Certes, Virginie Despentes peint une société urbaine actuelle avec beaucoup de couleurs et surtout avec un regard pertinent sur ses dérives. Réaliste, peut-être, mais tellement sombre avec des personnages d’extrême droite, des actrices de films X, des musiciens drogués et largués, des transsexuels, des bourgeoises hystériques, des lesbiennes, un trader omnipotent. Si bien que Vernon, cet ancien disquaire de cinquante ans, expulsé de chez lui pour loyers impayés depuis la mort de son copain chanteur, Alex Bleach fait figure de  » mec à la coule » très attachant.
Dans ce premier tome, l’intrigue est sous-jacente. Vernon, après les morts successives des membres d’un ancien groupe de rock, détient les dernières confessions du chanteur Alex Bleach  » insolent, beau, talentueux, enragé... » et cela semble faire trembler certaines personnes.
Mais ici, les choses se mettent simplement en place avec un nouveau personnage à chaque chapitre ou presque. Tous autant névrosés les uns que les autres, ma patience lâche.
Bien évidemment, j’aime le regard de l’auteur sur ce monde moderne. Elle sait bousculer le lecteur et le mettre face aux injustices de notre société, choisissant souvent la provocation pour bien insister sur le phénomène.
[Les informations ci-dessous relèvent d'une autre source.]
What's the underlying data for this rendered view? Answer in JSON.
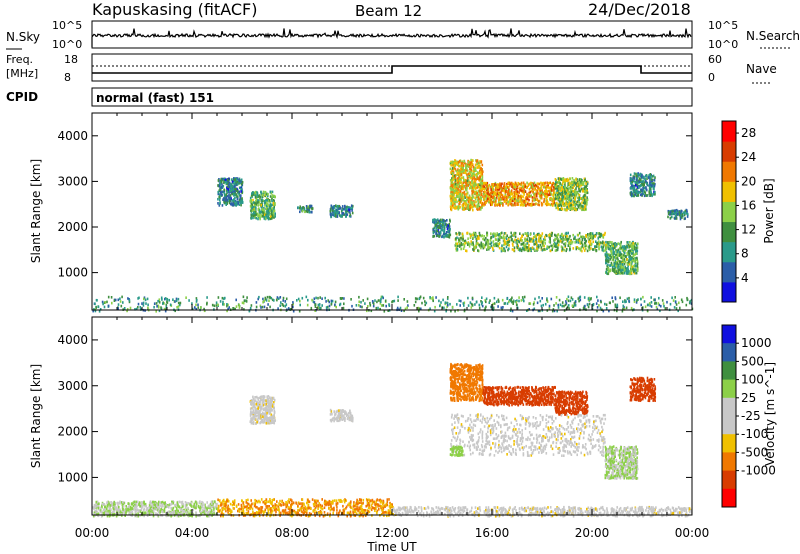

Les allusions sont fines et percutantes.
J’aime aussi quand elle se montre plus humaine, avec des moments intenses comme les premières nuits de SDF, la souffrance d’une mère pour son fils aîné mort d’overdose, la peine des maîtres suite à la disparition de leur chien.
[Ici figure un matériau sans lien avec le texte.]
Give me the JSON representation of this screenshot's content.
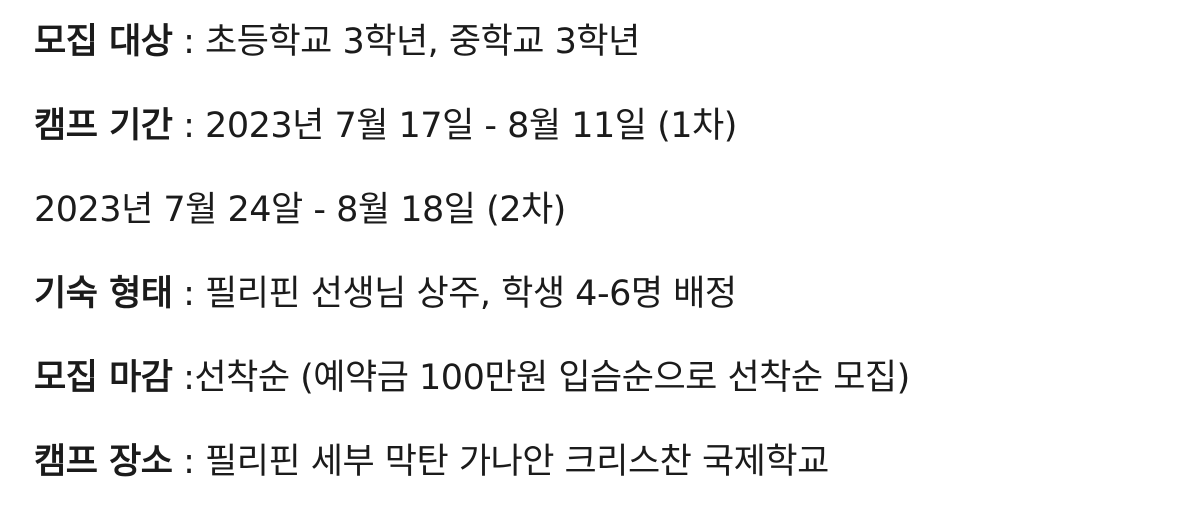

Alors, bien sûr, le style cru et violent et l’environnement provocateur sont nécessaires pour illuminer ces éclairs de lucidité sur notre monde moderne et ces tremblements d’humanité, mais franchement je ne me suis pas sentie bien dans cet univers.

Pas certaine de lire les autres tomes.

N’hésitez pas à lire des avis beaucoup plus positifs chez Clara, Alex parce que mon avis ne doit pas vous faire passer à côté de ce roman.

Je remercie les Editions Grasset et Babelio pour l’attribution de ce livre dans le cadre du dernier Masse critique.